The Siemens representative used an ultrasonic clamp-on flowmeter demonstration kit to show the technology to the township, and prove that it would reliably meet its objectives. The vault with the worst piping configuration was selected for the demonstration. That would show that if the flowmeter worked in the worst site, it would work at the other three sites as well. However, if the Siemens flowmeter did not work at that site, the township would need to look at alternate flow measurement technology for a solution.
Within minutes of arriving on site, the unit was installed and providing reliable readings. It was allowed to log for a period of three days. After that, it was retrieved and compared to the readings from a competitive magmeter in the municipal water provider’s metering pit.
The logger on the Siemens clamp-on flowmeter provides information on the quality of the velocity and flow measurements. This logged information helped establish and solidify the confidence of the township and the engineer that the clamp-on meter would work for these applications.
Key benefits of the flowmeter included:
- The capability to make the tough measurements and provide information on the quality of those measurements;
- Service from the local Siemens representative;
- The field service to install the transducers on the pipe and commission the transmitters; and
- Assistance with evaluation of ultrasonic clamp-on flowmeter versus magmeters owned by the water district. The major water district supported the ultrasonic clamp-on technology used by the township customer after it attended a Siemens Level & Flow Seminar held in its district.
If it was not able to use the Siemens ultrasonic clamp-on flowmeters, the customer would have had to excavate and install a below-grade vault to house a magmeter and associated isolation and bypass valves, along with conduit and wiring, at each of these four sites. This would have required cutting the water pipe and then going through a cumbersome disinfection process, both of which would have required lengthy permitting and costly testing. Further, some of the sites had little or no room to accommodate such a structure or piping modifications. It is estimated these modifications would have cost more than $250,000. In comparison, the customer ended up spending $25,000 for the meters, and field service to install some conduit from the pipe to an existing above-grade SCADA panel.

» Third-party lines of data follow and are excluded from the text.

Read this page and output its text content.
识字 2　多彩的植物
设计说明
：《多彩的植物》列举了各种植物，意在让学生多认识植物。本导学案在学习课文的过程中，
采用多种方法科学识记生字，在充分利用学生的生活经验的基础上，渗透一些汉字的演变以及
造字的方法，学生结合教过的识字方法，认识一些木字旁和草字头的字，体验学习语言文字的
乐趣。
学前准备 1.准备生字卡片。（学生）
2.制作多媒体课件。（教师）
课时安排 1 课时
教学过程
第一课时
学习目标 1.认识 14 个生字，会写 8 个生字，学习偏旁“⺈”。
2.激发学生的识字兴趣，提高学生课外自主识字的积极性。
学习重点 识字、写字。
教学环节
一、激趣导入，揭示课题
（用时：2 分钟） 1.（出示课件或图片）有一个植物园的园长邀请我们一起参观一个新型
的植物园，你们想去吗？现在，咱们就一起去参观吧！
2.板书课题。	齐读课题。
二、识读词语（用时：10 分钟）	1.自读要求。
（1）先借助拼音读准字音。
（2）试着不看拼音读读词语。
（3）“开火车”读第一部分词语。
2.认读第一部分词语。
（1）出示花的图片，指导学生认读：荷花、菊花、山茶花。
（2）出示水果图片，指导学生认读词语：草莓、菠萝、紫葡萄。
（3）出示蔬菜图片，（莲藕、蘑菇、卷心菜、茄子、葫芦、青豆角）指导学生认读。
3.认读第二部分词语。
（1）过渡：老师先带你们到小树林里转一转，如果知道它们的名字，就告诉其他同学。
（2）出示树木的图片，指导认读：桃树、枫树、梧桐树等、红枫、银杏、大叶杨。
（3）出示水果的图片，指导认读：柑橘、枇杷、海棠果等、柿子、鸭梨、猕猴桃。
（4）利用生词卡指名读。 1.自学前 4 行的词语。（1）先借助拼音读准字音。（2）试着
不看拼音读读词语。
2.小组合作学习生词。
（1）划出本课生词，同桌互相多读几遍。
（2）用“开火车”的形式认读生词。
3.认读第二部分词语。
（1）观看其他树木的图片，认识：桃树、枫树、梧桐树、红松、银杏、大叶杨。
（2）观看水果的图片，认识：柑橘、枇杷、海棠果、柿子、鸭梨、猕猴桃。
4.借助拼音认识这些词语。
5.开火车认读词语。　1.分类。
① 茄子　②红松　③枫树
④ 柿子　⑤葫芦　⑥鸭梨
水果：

The customer already had made improvements to the distribution system and installed four new control vaults. Its construction contracts were closing and it could not use its water tower until the new flow controls were added. Time was a critical factor. The customer saved three to six months by using the clamp-on flowmeters instead of having to construct new vaults to house magmeters.
Now that the meters are in place, the customer can control how much water it is taking from the water district at each of these four locations, and ensure it does not exceed its contractual peak. It also can now properly manage the fill and draw of its elevated storage tank to offset peak demands, and fill the tank to store water during periods of low demand.